La présence de Jean-Christophe Parisot à nos côtés est une proximité qui me touche (voir la préface et l’épilogue à cet ouvrage) car, pour qu’un capitaine de cette trempe veuille bien nous suivre, j’ose croire que notre cap n’est pas complètement imaginaire et fortuit. En retour, cette vague de mercis pour exprimer toute ma gratitude et mon respect…
Enfin, pour qu’un projet devienne livre, il faut qu’une personne s’investisse auprès de celui qui le propose. Alain Guillo, directeur des éditions « Les points sur les i », fut l’homme de la situation. Une vraie rencontre là encore… Son écoute, sa conviction et sa sensibilité m’ont permis de considérer, avec un grand « ouf » de soulagement, qu’il reste dans la profession des éditeurs engagés, davantage soucieux du propos et des intentions d’un ouvrage que de sa rentabilité commerciale. Qu’il en soit chaleureusement remercié !
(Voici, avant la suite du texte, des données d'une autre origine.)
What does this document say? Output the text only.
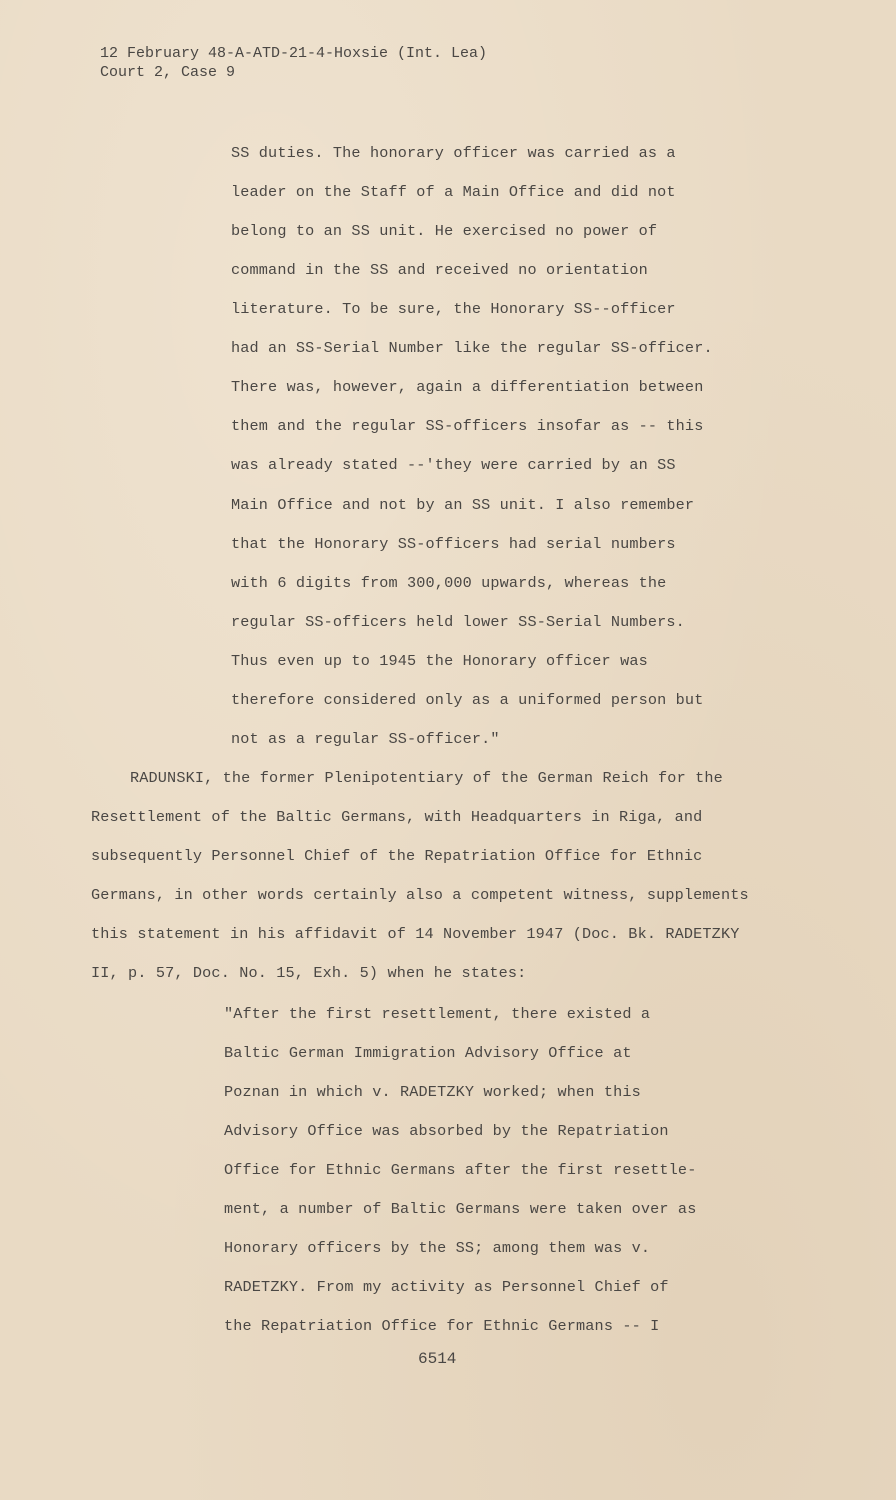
12 February 48-A-ATD-21-4-Hoxsie (Int. Lea)
Court 2, Case 9
SS duties. The honorary officer was carried as a
leader on the Staff of a Main Office and did not
belong to an SS unit. He exercised no power of
command in the SS and received no orientation
literature. To be sure, the Honorary SS--officer
had an SS-Serial Number like the regular SS-officer.
There was, however, again a differentiation between
them and the regular SS-officers insofar as -- this
was already stated --'they were carried by an SS
Main Office and not by an SS unit. I also remember
that the Honorary SS-officers had serial numbers
with 6 digits from 300,000 upwards, whereas the
regular SS-officers held lower SS-Serial Numbers.
Thus even up to 1945 the Honorary officer was
therefore considered only as a uniformed person but
not as a regular SS-officer."
RADUNSKI, the former Plenipotentiary of the German Reich for the
Resettlement of the Baltic Germans, with Headquarters in Riga, and
subsequently Personnel Chief of the Repatriation Office for Ethnic
Germans, in other words certainly also a competent witness, supplements
this statement in his affidavit of 14 November 1947 (Doc. Bk. RADETZKY
II, p. 57, Doc. No. 15, Exh. 5) when he states:
"After the first resettlement, there existed a
Baltic German Immigration Advisory Office at
Poznan in which v. RADETZKY worked; when this
Advisory Office was absorbed by the Repatriation
Office for Ethnic Germans after the first resettle-
ment, a number of Baltic Germans were taken over as
Honorary officers by the SS; among them was v.
RADETZKY. From my activity as Personnel Chief of
the Repatriation Office for Ethnic Germans -- I
6514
« Ayant médité la douceur et la compassion, j’ai oublié la différence entre moi et les autres. » Milarepa
À la mémoire de Marie-Jeanne Lemal et Fabrice Champion…
Préface
Le handicap semble faire l’objet d’une découverte de la part de nos contemporains valides. Le film « Intouchable » n’y est pas pour rien. Constatant qu’une personne en situation de handicap a des aspects « normaux », le mur de la honte, de la stigmatisation, de la peur est en train de se lézarder. La vulnérabilité s’effacerait-elle devant l’authenticité de la personne ? On l’espère.
Un gouvernement « autrement » fait réfléchir. Le handicap n’est certes pas une assurance contre l’incompétence ou l’absence de probité. C’est néanmoins une interpellation sur l’homme dans son être, le civisme redécouvert, une autre sensibilité au « vivre ensemble ».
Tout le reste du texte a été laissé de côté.